Brown promises, again, to fix the prisons. Will he?
Inmates exercise in the general population yard at Pelican Bay State Prison near Crescent City. (Rich Pedroncelli / Associated Press / August 17, 2011)
February 12, 2014
There's always one kid in class who gets away with it. You know the one. The teacher says the homework is due Friday and if you don't turn it in, you flunk. But this kid pleads for more time. Just give him the weekend and he promises to get it done. The teacher says OK, then Monday comes and he asks to be given until the end of the week. And then he promises to turn it in at the end of the year. Then he says he can get it done by next April. Promise.
Now, how about two years from now?
Gov. Jerry Brown is the kid who got away with it, persuading a three-judge federal court panel to give him until February 2016 — long after this year's elections — to reduce the state's prison population by 5,500 inmates and to put in place anti-recidivism programs to keep the numbers down permanently. Even the judges expressed surprise at their own leniency, acknowledging that they've heard similar promises from California governors many times since 2009, when they ordered the state to shrink the inmate population to comply with constitutional strictures against cruel and unusual punishment.
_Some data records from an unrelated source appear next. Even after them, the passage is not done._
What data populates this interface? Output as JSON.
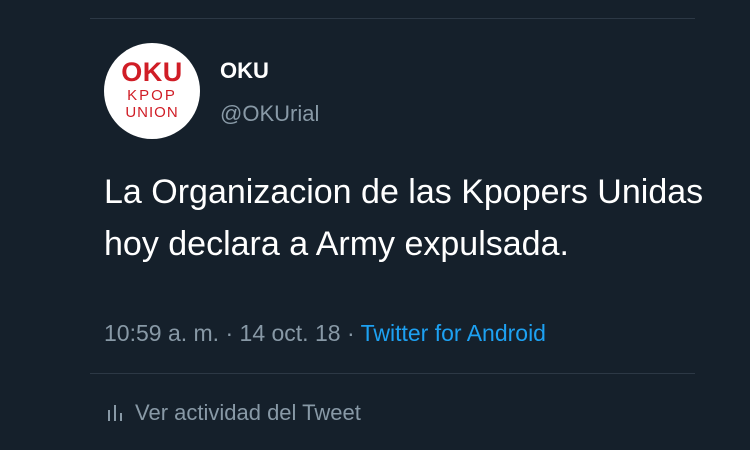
{
  "user": {
    "display_name": "OKU",
    "handle": "@OKUrial",
    "avatar": {
      "logo_line1": "OKU",
      "logo_line2": "KPOP",
      "logo_line3": "UNION",
      "logo_color": "#d01d26"
    }
  },
  "tweet": {
    "text": "La Organizacion de las Kpopers Unidas hoy declara a Army expulsada.",
    "time": "10:59 a. m.",
    "date": "14 oct. 18",
    "separator": "·",
    "source": "Twitter for Android"
  },
  "activity": {
    "label": "Ver actividad del Tweet",
    "icon": "bar-chart-icon"
  },
  "colors": {
    "background": "#15202b",
    "secondary_text": "#8899a6",
    "link": "#1da1f2"
  }
}
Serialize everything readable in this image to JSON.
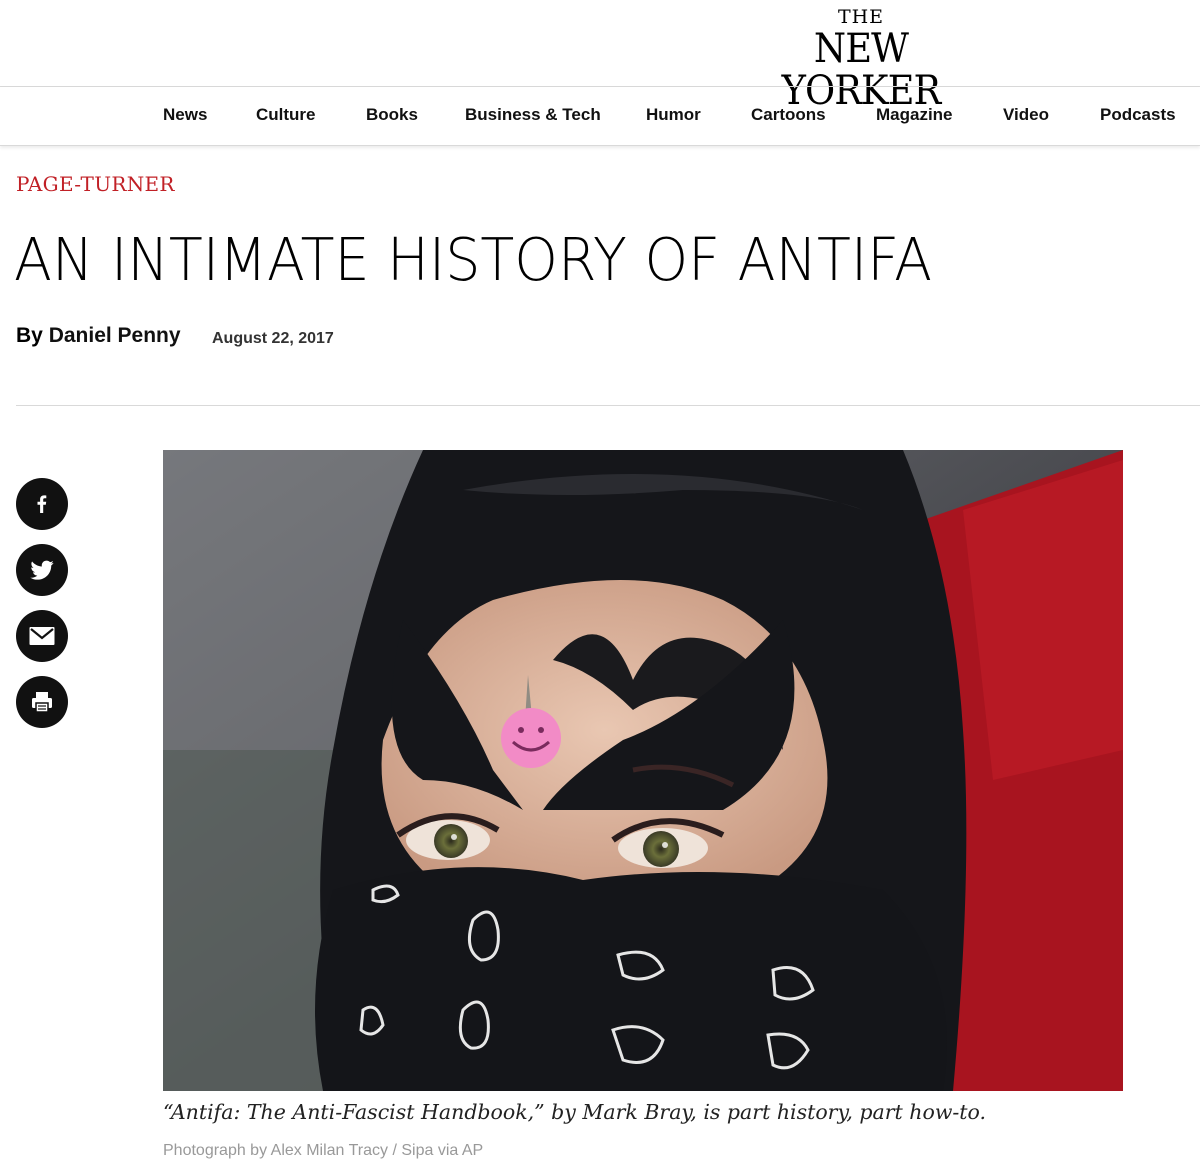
{
  "masthead": {
    "logo_the": "THE",
    "logo_main": "NEW YORKER"
  },
  "nav": {
    "items": [
      "News",
      "Culture",
      "Books",
      "Business & Tech",
      "Humor",
      "Cartoons",
      "Magazine",
      "Video",
      "Podcasts"
    ]
  },
  "article": {
    "rubric": "PAGE-TURNER",
    "headline": "AN INTIMATE HISTORY OF ANTIFA",
    "byline_prefix": "By ",
    "author": "Daniel Penny",
    "date": "August 22, 2017",
    "caption": "“Antifa: The Anti-Fascist Handbook,” by Mark Bray, is part history, part how-to.",
    "credit": "Photograph by Alex Milan Tracy / Sipa via AP"
  },
  "share": {
    "icons": [
      "facebook-icon",
      "twitter-icon",
      "email-icon",
      "print-icon"
    ]
  },
  "colors": {
    "rubric": "#c12026",
    "share_bg": "#111111",
    "rule": "#d9d9d9"
  }
}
The judges noted that in the intervening years, prisoners have continued to be mistreated, that Californians have paid a financial price for the state's delay, and that "this court must also accept part of the blame for not acting more forcefully with regard to defendants' obduracy in the face of its continuing constitutional violations."
The looming deadlines are what forced Brown, Arnold Schwarzenegger before him and a parade of foot-dragging lawmakers to finally begin talking about changing laws and policies to end the steady stream of felons to jammed prisons, then back to their communities on parole, then back to prison without any useful intervention to end the cycle. It is a mistake to ease up on them now.
What the governor and the Legislature wanted desperately to avoid was the appearance that inmates were leaving prison "early" — even though the vast majority of prisoners have for decades been released after having served only a fraction of their sentences. Under Monday's order, politicians could escape blame for any additional time shaved off prison terms because failure to reduce the population would result in releases ordered not by them but by a court-appointed compliance officer.
What about the state's commitment to effective rehabilitation and reduction of recidivism? Brown says he will think about a sentencing commission to recommend reforms to criminal laws and prison terms and will allow additional time-served credits to some elderly and two-strike prisoners (but don't dare call that "early release"!).
And he won't ask for more time to comply with the Constitution. Ever again. Promise.